Here’re some tips from Laungani's nutritionist

 

1. Meal timings are important: “My nutritionist told me, is to focus on the time at which I’m eating each of these meals,” says Laungani. “So earlier, I would go to bed at 1am. I completely changed that because I started going to the gym in the morning. If something spills over – if you have something planned for 8 and you do it at 10, the whole routine goes for a toss.”

2. Sleep can change your shape: “Everything you do, the process actually starts to work when you go to sleep. So when you sleep well, when you are stress-free, that’s when all this begins to work and improve your body. I still follow this routine 2 years on,” he says.

3. Easy to strict works better: Each step counts, but because his nutritionist could predict that a rigid plan may put him off, she calibrated his options so that the cravings were kept to a minimum.

4. Quantity is key: “I actually had a scale to measure what I was eating. I followed this for 15 days and then you get an idea of what to eat,” says Laungani. In the same vein, he also logged his food in an excel sheet.

5. Goals are everything: Besides wanting to get fit, Laungani had one more thing he really wanted to do: Make his little daughter proud. “All this also started coincidently when my daughter was about to get into school, so I was telling myself that I need to set myself up, because you know tomorrow when I go to her school, when she tells somebody that this is my father, there should be some kind of ‘pride’. I can see that it is being a [good influence] on my daughter, because she sees I never skip my gym, I always do my exercise. My daughter, on the weekends, she’s got a yoga mat, she does yoga.
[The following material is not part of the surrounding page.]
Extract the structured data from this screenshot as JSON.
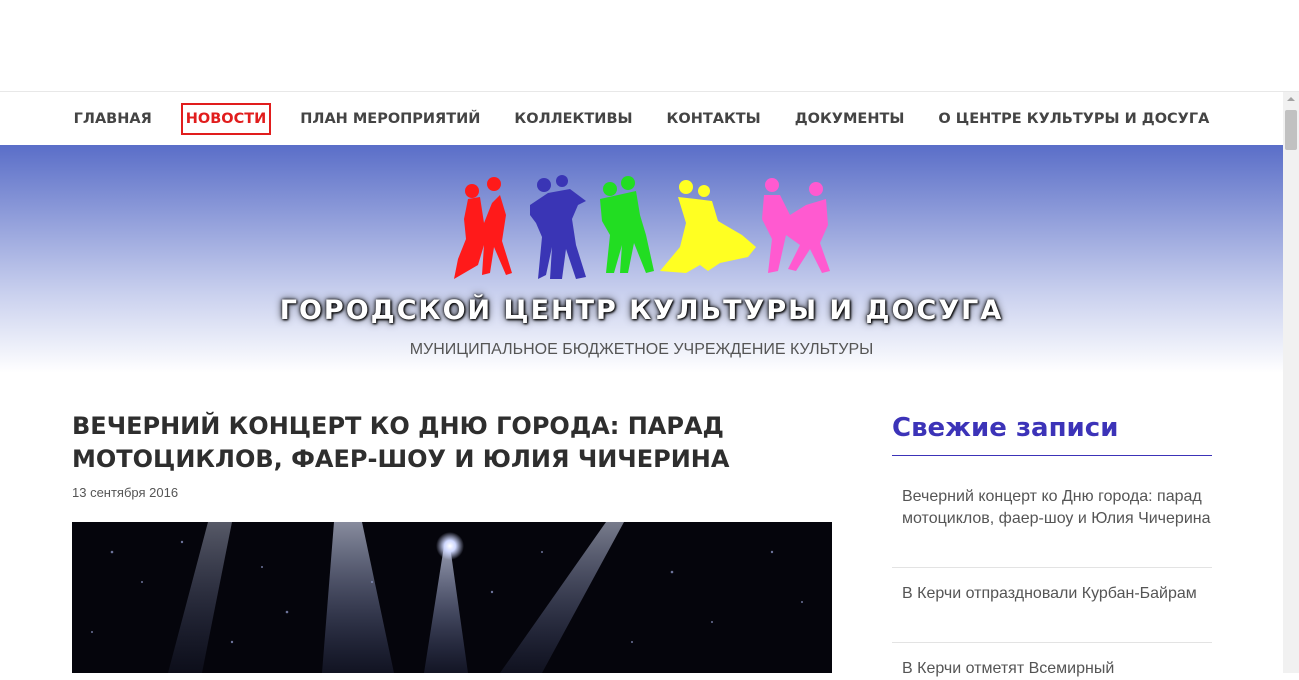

6. Family support matters: “My mom and my wife are making all these meals for me, because I am very bad in the kitchen. They really help me through the day, they make it for me. Cooking is the most difficult part for me, so they take care of that part.

Keeping these basics in mind, Laungani began to focus on himself. “I lost 4kg in the first month when I started the diet and the workout, so this really moved me. After that, [on an] average I lost 3.5-4kg a month so literally in 10 months I had lost 40kg. And then exactly a year later, so I started at 113 and a year later I went down to 68,” he explains.

And then he began to work on his muscle mass.

Today, Laungani is at a healthy 73kg. His once-low carb-high protein diet has come to include a little more carb. He exercises for an hour-and-a-half every day (25 mins cardio and the rest doing weights.)

He says he’s a more positive person; a happier person. His back problems are better; his blood parameters are healthy. Best of all, his daughter is proud. He’s proved a good influence.

If a life is a series of crucial choices, Laungani is now at ease: He’s on the right trajectory.